29 Oct Is infertility still a taboo subject in the 21st century?
According to data published by the World Health Organisation, nearly 50 million people worldwide suffer from infertility problems, which translates into almost 15% of couples of reproductive age.
This medical condition, as declared by this institution in 2009, was defined as “a pathology of the reproductive system characterized by the impossibility of achieving a clinical pregnancy after 12 months or more of unprotected sex”.
In this sense, it is very important to go to a specialist in reproductive medicine when pregnancy has not been achieved after this time. In this way, studies can be carried out to rule out any problems or to help us find the problem and determine the best way to achieve pregnancy thanks to assisted reproduction techniques.
More than 10 years later, and despite being an increasingly recognised and accepted reality in our society, infertility is still a taboo subject that often generates a certain insecurity and sense of guilt for many patients, hiding it from their closest ties or even family members.

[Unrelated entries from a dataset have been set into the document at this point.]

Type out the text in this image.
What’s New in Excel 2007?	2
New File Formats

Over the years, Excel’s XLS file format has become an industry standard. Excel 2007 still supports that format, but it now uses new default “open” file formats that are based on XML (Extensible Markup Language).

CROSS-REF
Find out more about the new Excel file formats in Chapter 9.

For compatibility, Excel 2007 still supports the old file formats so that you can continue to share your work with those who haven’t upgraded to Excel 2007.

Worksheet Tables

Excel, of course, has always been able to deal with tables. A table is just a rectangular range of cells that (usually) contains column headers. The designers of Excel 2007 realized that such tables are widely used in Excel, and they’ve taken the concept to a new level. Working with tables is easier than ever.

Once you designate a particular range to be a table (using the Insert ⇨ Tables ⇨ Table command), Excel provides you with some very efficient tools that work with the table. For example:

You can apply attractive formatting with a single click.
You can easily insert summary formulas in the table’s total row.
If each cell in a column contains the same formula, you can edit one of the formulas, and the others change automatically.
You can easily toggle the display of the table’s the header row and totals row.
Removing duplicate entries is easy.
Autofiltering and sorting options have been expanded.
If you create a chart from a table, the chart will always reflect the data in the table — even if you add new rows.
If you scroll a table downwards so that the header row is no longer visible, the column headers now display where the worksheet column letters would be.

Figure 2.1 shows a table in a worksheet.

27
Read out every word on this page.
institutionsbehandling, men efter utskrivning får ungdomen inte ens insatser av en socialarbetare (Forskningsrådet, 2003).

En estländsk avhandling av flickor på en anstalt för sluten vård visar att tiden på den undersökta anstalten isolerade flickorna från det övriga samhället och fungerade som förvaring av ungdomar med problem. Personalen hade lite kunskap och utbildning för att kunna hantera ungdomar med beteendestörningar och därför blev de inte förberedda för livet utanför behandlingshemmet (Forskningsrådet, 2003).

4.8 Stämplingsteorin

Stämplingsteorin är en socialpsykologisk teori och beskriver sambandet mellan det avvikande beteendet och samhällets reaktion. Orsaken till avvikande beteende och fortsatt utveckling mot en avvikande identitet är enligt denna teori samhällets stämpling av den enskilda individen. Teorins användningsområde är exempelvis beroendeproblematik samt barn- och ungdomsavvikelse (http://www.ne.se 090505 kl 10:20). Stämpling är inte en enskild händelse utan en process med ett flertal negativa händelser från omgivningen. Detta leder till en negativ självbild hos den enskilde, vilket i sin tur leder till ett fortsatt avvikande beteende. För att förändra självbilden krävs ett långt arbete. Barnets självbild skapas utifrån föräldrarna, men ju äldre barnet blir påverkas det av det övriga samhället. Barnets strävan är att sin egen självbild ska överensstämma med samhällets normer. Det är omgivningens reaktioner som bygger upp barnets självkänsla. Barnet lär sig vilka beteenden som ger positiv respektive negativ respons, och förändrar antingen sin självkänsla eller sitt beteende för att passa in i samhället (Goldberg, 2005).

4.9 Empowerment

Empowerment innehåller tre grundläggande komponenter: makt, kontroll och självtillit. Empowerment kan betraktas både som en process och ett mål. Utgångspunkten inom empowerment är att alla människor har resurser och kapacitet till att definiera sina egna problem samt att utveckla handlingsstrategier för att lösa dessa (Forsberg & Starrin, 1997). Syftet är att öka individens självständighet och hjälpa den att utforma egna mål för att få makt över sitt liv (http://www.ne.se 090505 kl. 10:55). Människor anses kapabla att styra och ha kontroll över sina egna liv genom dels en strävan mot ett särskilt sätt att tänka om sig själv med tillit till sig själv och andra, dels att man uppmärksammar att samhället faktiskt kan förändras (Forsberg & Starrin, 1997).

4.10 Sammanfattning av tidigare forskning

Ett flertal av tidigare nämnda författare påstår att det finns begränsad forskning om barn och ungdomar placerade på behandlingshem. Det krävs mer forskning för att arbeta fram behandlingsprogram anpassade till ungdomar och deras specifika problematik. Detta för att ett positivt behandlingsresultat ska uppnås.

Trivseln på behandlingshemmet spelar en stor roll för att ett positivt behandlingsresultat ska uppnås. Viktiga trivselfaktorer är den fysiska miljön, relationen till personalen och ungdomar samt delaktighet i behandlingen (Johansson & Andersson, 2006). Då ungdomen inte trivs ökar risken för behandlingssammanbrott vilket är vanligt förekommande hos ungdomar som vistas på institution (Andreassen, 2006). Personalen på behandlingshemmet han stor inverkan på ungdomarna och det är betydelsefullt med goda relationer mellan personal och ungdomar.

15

Despite this false sense of guilt, of perhaps not understanding or accepting why it happens to us, there are a number of clear causes, both biological and social, beyond our control that explain the increase in cases requiring assisted reproduction treatment to conceive.
The two most frequent factors are the delay in the age at which women consider motherhood, often due to work or investment in personal training, the difficulties in finding a job, a home or a stable partner and the decline in the quality of semen over recent years. In addition, we can find factors such as endometriosis, chronic diseases such as diabetes, obesity or treatments to combat cancer, among others, which can lead to infertility or sterility.
Another factor that we cannot forget are couples who have a genetic disorder in the family. These will require assisted reproduction treatments together with a genetic study of the embryos in order to transfer the embryos not affected by the disease.
Why is it so difficult to talk about infertility?
Despite the advances in society and, as we have seen, the recognition of infertility as just another disease, the truth is that, for many women and couples, talking about it is still uncomfortable and complicated depending on the environment.
In this sense, and to answer this question, today we count on Stephanie Toulemonde, psychologist and Fertility Coach of the Integrative Support service of Fertty International. Here are her words :
“As a Fertility Coach I see many people suffer silently from infertility. It is a social issue that is increasingly present in public debate and the media, but in the private environment it remains taboo and is often experienced in silence and loneliness. Silence, in turn, feeds silence: thinking that they are the only ones in this situation, the people concerned do not dare talk about the subject and the taboo persists. So how can such a mediatized topic be so taboo in real life?
The difficulty of conceiving affects us all, men and women, in our most human and visceral part: our ability to give life. It is an intimate process, which generates a multitude of emotions: anger, feelings of injustice, stress, fear of not getting it, sadness, guilt, jealousy even sometimes. These emotions in themselves are difficult to live and accept – and even more difficult to assume in front of others (even the closest environment). Other more “social” emotions are then added: fear of being misunderstood, superstition, embarrassment, guilt or even shame.
Often, when faced with a diagnosis of infertility we isolate ourselves simply because talking about it hurts. Because to the question “how was it?” we find it too difficult to answer again “it didn’t work out”. And because sometimes, no matter how much friendship or love there is, the mere sight of a baby, or the announcement of a pregnancy is unbearable – because it reminds us of our own difficulties in achieving this dream.
We also isolate ourselves because the reactions of others can hurt: because they feel uncomfortable in the face of such intimate pain, because they don’t know what to say to help, or simply because of a lack of information. “It will be too late”, “relax and it will work, you think about it too much”, “maybe it’s not the right time, it will come when you’re ready” or “whose fault is it, yours or his”: these are phrases that are sometimes said with the sole intention of helping, but they hurt. And this is another cause for silence.
Many times, it is easier to talk about the subject with someone less intimate, less close but who understands us better – a professional, or simply someone who has lived through the same thing and understands all these emotions. These are very valuable resources that few dare to resort to.
In my sessions I coach, I help people to:
– Accept the situation, and all the emotions that accompany it: it is a work on oneself that starts with identifying and understanding these emotions.
– Opening up to others: I am convinced that talking is a relief, but I believe that one must first identify who to talk to and how – and what is expected of the other. Clarifying and verbalizing your expectations helps you to open up more easily, and to let yourself be supported.
– Focusing on the essential (identifying their values, what really moves them) and giving value to all the other facets of their lives (which often disappear when they are solely focused on the family project)
Finally, both for people living in a situation of infertility and for those around them, information is key: it is not only a matter of informing and educating about the causes of infertility and medical treatments – but also about this gigantic emotional dimension that inevitably accompanies infertility. Only in this way can we ensure that those affected do not suffer from the taboo of infertility.